In today’s Second Reading Paul reminds us God’s will is not that we should choose between him and our family, but that our family should be united in faith. The Lord wants us to do his will because it is good and because it will be a source of abundant blessings for all people of good will. As believers we’re called to share one spirit of faith in Our Lord and in his promise of eternal life. Our Lord acts for our benefit, not against it, and he wants his grace to fill us so much that it “spills out” into grace for more and more people. When we’re faced with the difficulties, frailties, and uncertainty of a Fallen world we must not lose our trust in the Lord and in his promises. Ultimately that spirit of faith is our openness and collaboration with the Holy Spirit.

In today’s Gospel Our Lord encourages us to focus on doing his Father’s will as something good. If we question the motives of God’s actions—Father, Son, or Holy Spirit—trouble awaits. Today’s Gospel invites us to imagine what was going through the mind of Our Lord’s family when news began to reach them of everything happening in his ministry: healings, people mobbing him from all over Palestine, non-stop work that didn’t even leave him time to eat, and an escape by boat as the only way to keep the crowds from flocking around him and following him constantly.

Today’s Gospel says simply that he “came home”; it’s not clear whether he’d come to his house or not, but the mention of the family’s reaction might infer it, although the Gospel only says they heard of what he was doing. The reaction of Our Lord’s family serves to underscore the apparent insanity of the situation, so much that they’re wondering whether Jesus himself is insane.

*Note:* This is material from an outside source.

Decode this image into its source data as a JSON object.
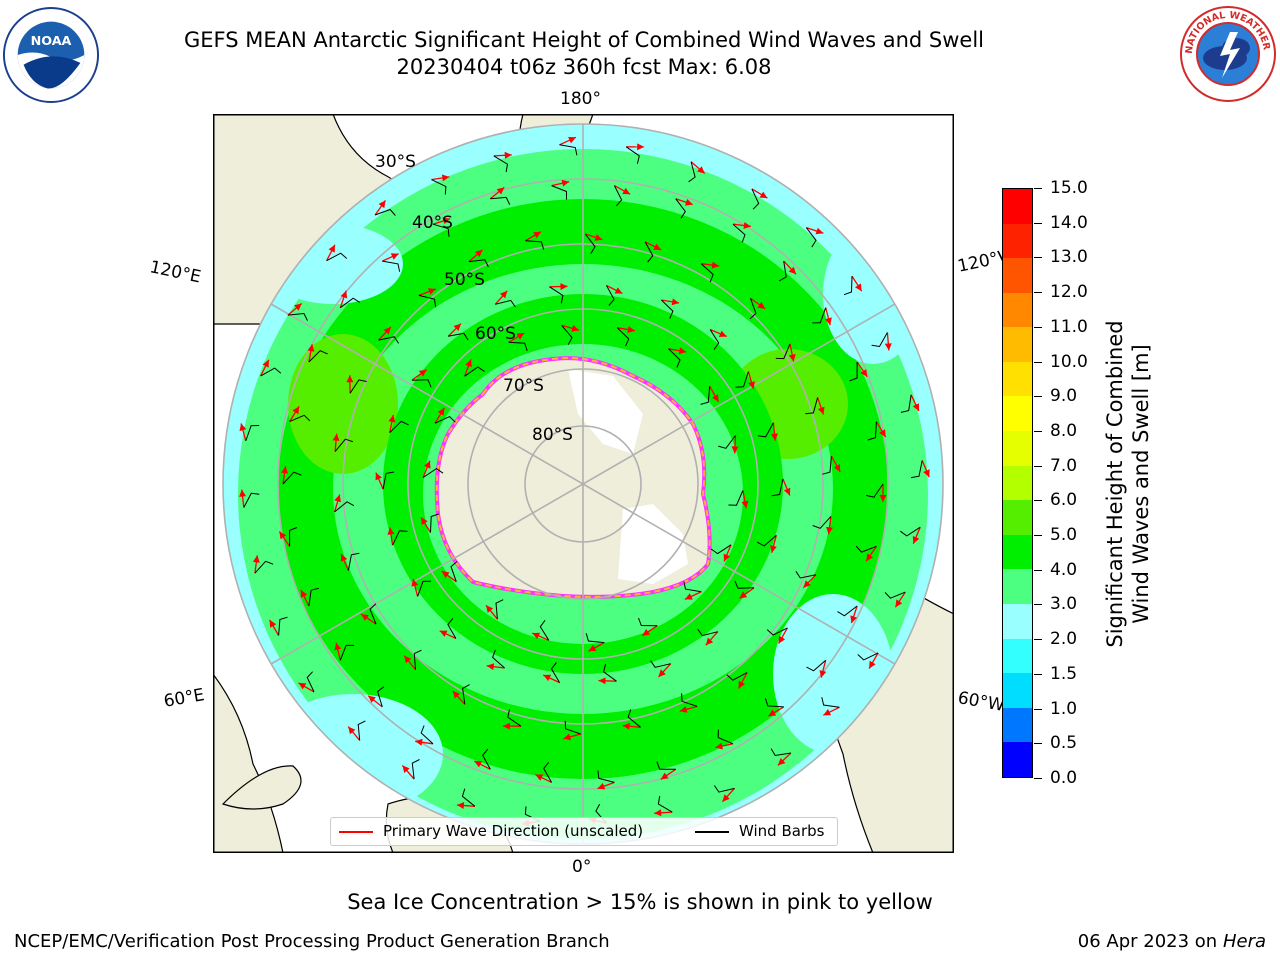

The reaction on the part of the people may seem disproportionate, but it also shows how lost and in need of truth and healing humanity was since the Fall. Since Adam and Eve, all the way to the coming of Our Lord, all generations were lost, and now, in the crazy world that resulted, Our Lord has come to find the lost.

Today’s Gospel is also a strong admonition regarding blasphemy against the Holy Spirit. An unforgivable sin should give pause to anyone, but in this case Saint Mark explains what the Lord is condemning: calling the Holy Spirit an “unclean spirit.” Jesus works his miracles in the power of the Holy Spirit, but the scribes claim the demon Beelzebub is powering his works. A clearer blasphemy is not possible. If we see God’s will as bad, we see him as bad, and that’s not good. That is a sin, just like Adam and Eve at the start of salvation history, and we must reconcile with God and reconcile with his will for us and for all those we love.

Don’t shift the blame to Our Lord this week for anything in your life that is not going as you’d like. Adam and Eve tried to shift the blame for their faults to others. If we accept the blame for what we’ve done the path to reconciliation and peace is opened. The worst tactic is pinning the blame on Our Lord for our sins or the sins of others that have affected us. Our Lord detests sin as much as we do and more. Let’s put the blame where blame is due: on sin.

Readings: Genesis 3:9–15; Psalm 130:1–8; 2 Corinthians 4:13–5:1; Mark 3:20–35.